此示例展示如何使用 Google Calendar API,基于计划事件对应用进行扩缩容。

先决条件

  • Google Calendar API credentials
  • 用于收集并暴露指标的服务

实施步骤

  1. 实现 Google Calendar Metrics Collector Service:
python
import os
import time
import datetime
from flask import Flask, jsonify
from google.oauth2 import service_account
from googleapiclient.discovery import build

app = Flask(__name__)

# Google Calendar API credentials
SCOPES = ['https://www.googleapis.com/auth/calendar.readonly']
SERVICE_ACCOUNT_FILE = '/etc/secrets/service-account.json'
CALENDAR_ID = os.environ.get("CALENDAR_ID")

# Metrics storage
metrics = {
    "upcoming_events": 0,
    "last_updated": 0
}

# Create Google Calendar API client
def create_calendar_client():
    credentials = service_account.Credentials.from_service_account_file(
        SERVICE_ACCOUNT_FILE, scopes=SCOPES)
    return build('calendar', 'v3', credentials=credentials)

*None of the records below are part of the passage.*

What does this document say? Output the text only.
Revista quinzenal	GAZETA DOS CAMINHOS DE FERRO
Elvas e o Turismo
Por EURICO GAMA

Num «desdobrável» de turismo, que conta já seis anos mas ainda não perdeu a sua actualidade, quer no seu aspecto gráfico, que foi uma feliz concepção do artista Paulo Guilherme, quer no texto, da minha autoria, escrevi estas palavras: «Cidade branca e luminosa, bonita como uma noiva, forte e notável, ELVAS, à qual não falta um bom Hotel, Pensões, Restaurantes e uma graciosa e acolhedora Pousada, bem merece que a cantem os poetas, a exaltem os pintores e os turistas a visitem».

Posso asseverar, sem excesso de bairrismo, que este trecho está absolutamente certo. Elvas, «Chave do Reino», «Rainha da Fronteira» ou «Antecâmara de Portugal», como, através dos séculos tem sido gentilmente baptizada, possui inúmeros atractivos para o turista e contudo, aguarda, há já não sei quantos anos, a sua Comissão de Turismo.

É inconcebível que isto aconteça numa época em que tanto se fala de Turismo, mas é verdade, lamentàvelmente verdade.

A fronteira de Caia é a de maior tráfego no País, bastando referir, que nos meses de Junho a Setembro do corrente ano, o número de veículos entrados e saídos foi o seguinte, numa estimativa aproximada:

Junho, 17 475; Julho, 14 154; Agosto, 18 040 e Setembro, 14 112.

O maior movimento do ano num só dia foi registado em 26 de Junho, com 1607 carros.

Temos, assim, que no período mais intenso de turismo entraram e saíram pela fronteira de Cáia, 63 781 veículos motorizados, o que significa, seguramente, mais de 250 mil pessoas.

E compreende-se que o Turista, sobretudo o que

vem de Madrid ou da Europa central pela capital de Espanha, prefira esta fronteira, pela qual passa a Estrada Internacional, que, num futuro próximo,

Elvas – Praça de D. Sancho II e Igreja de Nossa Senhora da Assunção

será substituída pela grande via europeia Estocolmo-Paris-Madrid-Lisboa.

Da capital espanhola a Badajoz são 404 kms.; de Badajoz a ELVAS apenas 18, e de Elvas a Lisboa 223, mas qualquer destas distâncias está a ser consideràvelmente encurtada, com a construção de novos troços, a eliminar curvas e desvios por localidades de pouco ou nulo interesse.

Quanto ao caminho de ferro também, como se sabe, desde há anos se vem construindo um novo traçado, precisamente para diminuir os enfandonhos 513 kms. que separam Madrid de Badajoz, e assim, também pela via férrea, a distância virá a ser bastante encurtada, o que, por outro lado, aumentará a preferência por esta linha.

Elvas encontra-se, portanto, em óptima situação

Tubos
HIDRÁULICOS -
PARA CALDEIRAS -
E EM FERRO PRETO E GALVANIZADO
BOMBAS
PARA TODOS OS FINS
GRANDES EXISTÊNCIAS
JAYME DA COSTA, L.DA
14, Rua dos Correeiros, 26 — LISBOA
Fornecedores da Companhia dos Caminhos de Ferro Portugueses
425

# Background event collection
def collect_events():
    while True:
        try:
            service = create_calendar_client()

            # Current time
            now = datetime.datetime.utcnow()
            # 1 hour later
            one_hour_later = now + datetime.timedelta(hours=1)

            # Query events within the next hour
            events_result = service.events().list(
                calendarId=CALENDAR_ID,
                timeMin=now.isoformat() + 'Z',
                timeMax=one_hour_later.isoformat() + 'Z',
                singleEvents=True,
                orderBy='startTime'
            ).execute()

            events = events_result.get('items', [])
            metrics["upcoming_events"] = len(events)
            metrics["last_updated"] = time.time()
        except Exception as e:
            print(f"Error collecting events: {e}")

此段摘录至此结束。